All things Jewish — from apples and honey to the price of temple tickets, from reincarnation to whether God cares what we do — will be up for discussion in a new program launched this month by the JCC of Central New Jersey.
The September-to-May program, Jewish Living and Learning, offers a series of workshops — most free — for those wanting to learn more about Judaism and how to lead a Jewish life. They are being led by local rabbis and educators from across the spectrum of denominations.
The program is being organized by the J Connection, a partnership between the JCC and local synagogues funded with a grant from the Jewish Federation of Central New Jersey as part of its effort to foster greater outreach. The J Connection offers social and educational programs throughout the year for young families, but this is the first time it has engaged with such a wide range of religious leaders in one undertaking.
According to a press release, the program is designed for “those who are Jewish but weren’t raised religiously, interfaith couples, Jews-by-choice, or those who just want to become more knowledgeable about and comfortable with the Jewish faith.”
J Connection director Randi Zucker said, “We really wanted a program that provided our community with a valuable, easy-to-access Jewish resource.” While women — possibly mothers bringing their children to the JCC’s activities and classes — are expected to be its primary audience, Zucker said, the program might be expanded in the future to include more evening sessions.
Barak Hermann, JCC executive director, pointed out that the JCC — with its early childhood programs and health club and other activities — has the most daily adult “traffic” of any Jewish institution in the community.
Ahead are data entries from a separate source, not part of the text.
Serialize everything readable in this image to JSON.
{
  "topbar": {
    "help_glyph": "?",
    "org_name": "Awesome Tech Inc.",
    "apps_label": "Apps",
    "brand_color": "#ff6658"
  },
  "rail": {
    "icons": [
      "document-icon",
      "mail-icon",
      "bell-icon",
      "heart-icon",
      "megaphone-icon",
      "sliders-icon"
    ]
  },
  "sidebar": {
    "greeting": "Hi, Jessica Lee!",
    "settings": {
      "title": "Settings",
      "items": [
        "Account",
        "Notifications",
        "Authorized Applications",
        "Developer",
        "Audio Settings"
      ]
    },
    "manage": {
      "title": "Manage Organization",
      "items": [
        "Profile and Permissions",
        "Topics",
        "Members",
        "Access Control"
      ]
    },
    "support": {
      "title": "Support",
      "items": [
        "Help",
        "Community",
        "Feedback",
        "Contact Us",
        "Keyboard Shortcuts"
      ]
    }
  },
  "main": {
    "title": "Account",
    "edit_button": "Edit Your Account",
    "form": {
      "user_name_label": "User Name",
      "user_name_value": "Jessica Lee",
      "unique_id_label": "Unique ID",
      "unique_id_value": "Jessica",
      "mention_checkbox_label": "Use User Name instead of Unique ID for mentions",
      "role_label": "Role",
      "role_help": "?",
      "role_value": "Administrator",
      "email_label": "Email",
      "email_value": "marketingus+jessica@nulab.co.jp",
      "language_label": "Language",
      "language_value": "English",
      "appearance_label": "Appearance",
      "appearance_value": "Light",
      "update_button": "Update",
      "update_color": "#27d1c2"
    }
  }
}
“We had a gap in what we were offering,” he said. “I wanted to offer these people, when they came to the building, a chance to explore Judaism. Thanks to the grant from federation, and to these rabbis and educators, we’re able to offer them this opportunity.”
He said their intention “is to inspire Jewish journeys” in an open, inclusive, and pluralistic way. “We want to inject Judaism into people’s lifestyles so that it will have a long-term effect. We’re very excited that we were able to get together this impressive group of Jewish clergy to help us realize our goal.”
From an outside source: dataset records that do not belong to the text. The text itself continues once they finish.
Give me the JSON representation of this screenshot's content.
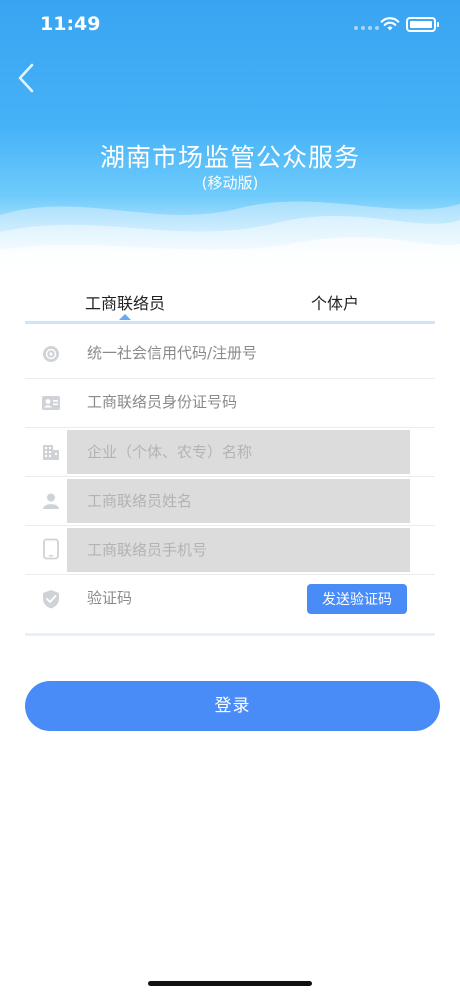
{
  "status_bar": {
    "time": "11:49"
  },
  "header": {
    "title": "湖南市场监管公众服务",
    "subtitle": "(移动版)"
  },
  "tabs": [
    {
      "label": "工商联络员",
      "active": true
    },
    {
      "label": "个体户",
      "active": false
    }
  ],
  "form": {
    "credit_code": {
      "placeholder": "统一社会信用代码/注册号",
      "icon": "badge-icon"
    },
    "id_number": {
      "placeholder": "工商联络员身份证号码",
      "icon": "id-card-icon"
    },
    "company_name": {
      "placeholder": "企业（个体、农专）名称",
      "icon": "building-icon"
    },
    "contact_name": {
      "placeholder": "工商联络员姓名",
      "icon": "person-icon"
    },
    "phone": {
      "placeholder": "工商联络员手机号",
      "icon": "phone-icon"
    },
    "verification": {
      "placeholder": "验证码",
      "icon": "shield-icon",
      "send_label": "发送验证码"
    }
  },
  "login": {
    "label": "登录"
  },
  "colors": {
    "primary": "#4a8cf7",
    "header_top": "#39a4f2",
    "disabled_field": "#dcdcdc"
  }
}
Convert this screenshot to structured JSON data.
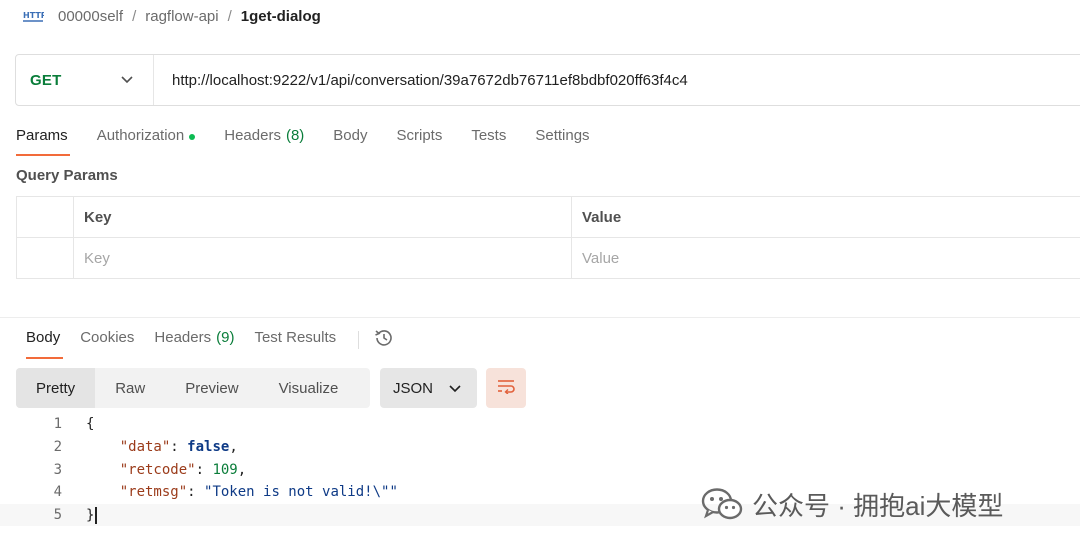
{
  "breadcrumb": {
    "icon": "http-icon",
    "icon_text": "HTTP",
    "items": [
      "00000self",
      "ragflow-api"
    ],
    "current": "1get-dialog",
    "separator": "/"
  },
  "request": {
    "method": "GET",
    "url": "http://localhost:9222/v1/api/conversation/39a7672db76711ef8bdbf020ff63f4c4"
  },
  "request_tabs": [
    {
      "label": "Params",
      "active": true
    },
    {
      "label": "Authorization",
      "indicator_dot": true
    },
    {
      "label": "Headers",
      "count": "(8)"
    },
    {
      "label": "Body"
    },
    {
      "label": "Scripts"
    },
    {
      "label": "Tests"
    },
    {
      "label": "Settings"
    }
  ],
  "query_params": {
    "title": "Query Params",
    "columns": [
      "Key",
      "Value"
    ],
    "placeholder_row": [
      "Key",
      "Value"
    ]
  },
  "response_tabs": [
    {
      "label": "Body",
      "active": true
    },
    {
      "label": "Cookies"
    },
    {
      "label": "Headers",
      "count": "(9)"
    },
    {
      "label": "Test Results"
    }
  ],
  "format_toolbar": {
    "modes": [
      "Pretty",
      "Raw",
      "Preview",
      "Visualize"
    ],
    "active_mode": "Pretty",
    "language": "JSON"
  },
  "response_body": {
    "line_numbers": [
      "1",
      "2",
      "3",
      "4",
      "5"
    ],
    "open_brace": "{",
    "close_brace": "}",
    "fields": [
      {
        "key": "\"data\"",
        "value": "false",
        "type": "boolean",
        "trail": ","
      },
      {
        "key": "\"retcode\"",
        "value": "109",
        "type": "number",
        "trail": ","
      },
      {
        "key": "\"retmsg\"",
        "value": "\"Token is not valid!\\\"\"",
        "type": "string",
        "trail": ""
      }
    ]
  },
  "watermark": {
    "text": "公众号 · 拥抱ai大模型"
  },
  "colors": {
    "accent": "#f26b3a",
    "method_get": "#0a7d3a",
    "status_dot": "#0cbb52"
  }
}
JCC president Suzanne Albin Tucker described Jewish Living and Learning as the latest chapter in the effort, led by Hermann, to increase collaboration between the JCC and other community agencies, synagogues, and organizations. “As president of the JCC, I am extremely proud of this program,” she said. “It had its genesis before I became president, but it is definitely in line with my priorities. The fact that all the synagogues in our catchment area are offering classes, that they all worked in a cooperative fashion, whether Reform, Conservative, or Orthodox, with Randi as administrator is, in and of itself, a tremendous accomplishment and a model for other communities.”
Debbie Rosenwein, director of planning and allocations for the Central federation, said Living and Learning aptly fulfills the intention of the grant to J Connection. The federation, she explained, has targeted 15 percent of its annual campaign dollars for Community Outreach and Engagement grants. The programs funded through these grants “create portals for engagement and building Jewish identity, which enable us to reach out to the community and provide opportunity for people to connect Jewishly.”